What exactly is the problem with our portion sizes, though? Take a look at a standard McDonald’s meal from the United States versus one from the United Kingdom. A side-by-side comparison will make it obvious that Americans are far more generous with their food, though that isn’t necessarily a positive thing. What immediately stands out is the 50 calorie difference between the two Big Macs, one of the most popular menu items. In addition to this, each nutritional value is different between the two; carbs, trans fat, sugar, and sodium are all higher in the American version. The most clear difference, though, between the two meals, is the size of the drink. The American “large” is a staggering 30 ounces, while its far more reasonable UK counterpart stands at merely 500ml, or just under 17 ounces. Other fast food joints take drink size to a new extreme — the large drink at Burger King is an unbelievable 40 ounces. 
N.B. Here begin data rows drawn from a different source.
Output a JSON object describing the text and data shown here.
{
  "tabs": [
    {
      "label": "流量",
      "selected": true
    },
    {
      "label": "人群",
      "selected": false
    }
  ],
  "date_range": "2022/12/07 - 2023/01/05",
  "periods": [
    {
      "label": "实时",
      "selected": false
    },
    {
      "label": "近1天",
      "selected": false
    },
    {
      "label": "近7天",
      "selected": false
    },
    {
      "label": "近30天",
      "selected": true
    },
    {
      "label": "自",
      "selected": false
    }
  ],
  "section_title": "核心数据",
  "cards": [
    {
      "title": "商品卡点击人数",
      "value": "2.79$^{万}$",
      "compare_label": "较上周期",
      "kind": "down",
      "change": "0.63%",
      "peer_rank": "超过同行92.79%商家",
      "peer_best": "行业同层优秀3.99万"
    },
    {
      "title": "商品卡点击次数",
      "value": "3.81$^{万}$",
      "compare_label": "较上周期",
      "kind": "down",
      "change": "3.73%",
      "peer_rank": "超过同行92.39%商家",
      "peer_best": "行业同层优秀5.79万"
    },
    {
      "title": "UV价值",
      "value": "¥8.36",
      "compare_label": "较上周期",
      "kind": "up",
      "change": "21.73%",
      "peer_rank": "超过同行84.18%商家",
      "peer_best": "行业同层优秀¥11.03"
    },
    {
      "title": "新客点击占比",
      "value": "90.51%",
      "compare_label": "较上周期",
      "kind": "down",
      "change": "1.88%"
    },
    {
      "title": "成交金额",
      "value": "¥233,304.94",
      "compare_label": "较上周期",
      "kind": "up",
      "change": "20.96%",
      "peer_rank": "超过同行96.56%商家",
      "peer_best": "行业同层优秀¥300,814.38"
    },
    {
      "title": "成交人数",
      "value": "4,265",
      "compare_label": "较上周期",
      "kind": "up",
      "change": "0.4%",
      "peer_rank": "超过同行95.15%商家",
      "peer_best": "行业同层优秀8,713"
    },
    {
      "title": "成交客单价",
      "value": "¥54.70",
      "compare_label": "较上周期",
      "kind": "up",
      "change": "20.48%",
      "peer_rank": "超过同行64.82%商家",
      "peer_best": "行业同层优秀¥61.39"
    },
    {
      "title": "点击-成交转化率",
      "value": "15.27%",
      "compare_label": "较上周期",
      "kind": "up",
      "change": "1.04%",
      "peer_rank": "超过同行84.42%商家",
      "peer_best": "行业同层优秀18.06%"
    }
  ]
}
See the drastic rates of obesity in America — around 42.4% of Americans are classified as obese according to the CDC. This is one of the highest obesity rates in the world, and it’s rooted in the uniquely American lack of regard for serving sizes. In comparison, the average percent of citizens that are classified as obese in European countries lies within the mid-20s.

American fast food restaurants perpetuate a particularly damaging theory that “bigger is better”. Chains like Wendy’s, Burger King, or McDonald’s commonly add items to their menus, sticking on some sort of suffix at the end to signify how much bigger they are. For example, McDonald’s recently reintroduced “Grand Big Mac”, a larger version of the ever-popular Big Mac Meal. Many Americans celebrated upon the announcement of the newly reintroduced meal, seemingly cheering at the increase in food, and not noticing that what they’re ordering is the same meal they’ve always been getting with added calories. The consistent praise given to larger portion sizes is training Americans into believing that they’re the better option. That way, companies can make more money selling the large option, and the consumers will buy it, thinking that they’re getting the better deal. 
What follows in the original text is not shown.